"Boy trouble" and my total failure at dealing with it.

The joys.

I'm currently doing work experience at this primary school near me, which is going fine to say I'm absolutely rubbish with kids.

But, there's this boy who goes to my school there as well, and we were pretty good friends before this, but since Monday we've grown more... close? If that makes sense.

Anyway, yesterday he asked me if I wanted to see a film, so I said yes as it gave me something interesting to do. We went to see the new Final Destination film, (which was moderately okay) my arm was resting on the arm-rest between the two seats, and half-way through the film he like... pulled my hand into his lap and laced his fingers with mine.

And for some silly reason I didn't move, I just let him sit there, stroking the back of my hand with his thumb.

And I just kept thinking "no no no no no no no no" because it just couldn't be happening, yet it was and for some stupid reason I didn't want it to happen.

When the film had finished he let go of my hand so I could button up my jacket, and I shoved my hands in the pockets of my jeans so he couldn't take my hand again.

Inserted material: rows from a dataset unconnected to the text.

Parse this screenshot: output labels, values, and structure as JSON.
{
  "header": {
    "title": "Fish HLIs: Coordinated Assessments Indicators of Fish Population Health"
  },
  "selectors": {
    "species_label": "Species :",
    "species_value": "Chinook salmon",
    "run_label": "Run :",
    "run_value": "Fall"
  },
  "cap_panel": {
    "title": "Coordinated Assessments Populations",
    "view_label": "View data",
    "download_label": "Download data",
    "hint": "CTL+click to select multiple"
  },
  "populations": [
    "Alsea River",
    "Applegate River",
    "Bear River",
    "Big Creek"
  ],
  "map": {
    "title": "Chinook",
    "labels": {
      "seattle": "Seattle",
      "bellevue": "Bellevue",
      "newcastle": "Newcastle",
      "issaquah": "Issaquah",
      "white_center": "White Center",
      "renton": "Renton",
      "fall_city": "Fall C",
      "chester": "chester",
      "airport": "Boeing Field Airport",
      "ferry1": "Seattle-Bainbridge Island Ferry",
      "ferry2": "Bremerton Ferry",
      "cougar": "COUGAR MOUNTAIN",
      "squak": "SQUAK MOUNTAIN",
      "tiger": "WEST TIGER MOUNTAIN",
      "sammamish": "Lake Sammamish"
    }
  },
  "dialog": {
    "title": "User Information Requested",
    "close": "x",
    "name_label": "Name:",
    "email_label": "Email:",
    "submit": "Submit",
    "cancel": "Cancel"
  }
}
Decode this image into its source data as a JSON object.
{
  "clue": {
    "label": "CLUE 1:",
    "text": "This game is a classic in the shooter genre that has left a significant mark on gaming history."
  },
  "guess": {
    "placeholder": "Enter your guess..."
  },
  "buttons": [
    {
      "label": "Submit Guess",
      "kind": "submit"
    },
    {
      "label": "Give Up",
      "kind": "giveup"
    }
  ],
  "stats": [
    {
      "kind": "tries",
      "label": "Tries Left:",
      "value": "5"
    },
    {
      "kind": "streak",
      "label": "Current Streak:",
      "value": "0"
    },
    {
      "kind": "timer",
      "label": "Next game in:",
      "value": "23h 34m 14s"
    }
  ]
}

Which was probably the silliest thing I could do I guess.

But, now... now he thinks I like him, and I don't know if I do, and I can hardly say that to him because it would probably totally destroy him.

My friends keep saying I should go out with him (which I really don't know if I want to) and that I "set my standards too high. I wasn't aware I even had standards. I don't even know what my standards are, even though they seem to?

But... hell. D:

Please, somebody... help me? I really don't know what to do.

And to top it all off, I have to spend 7 hours with him tomorrow at work.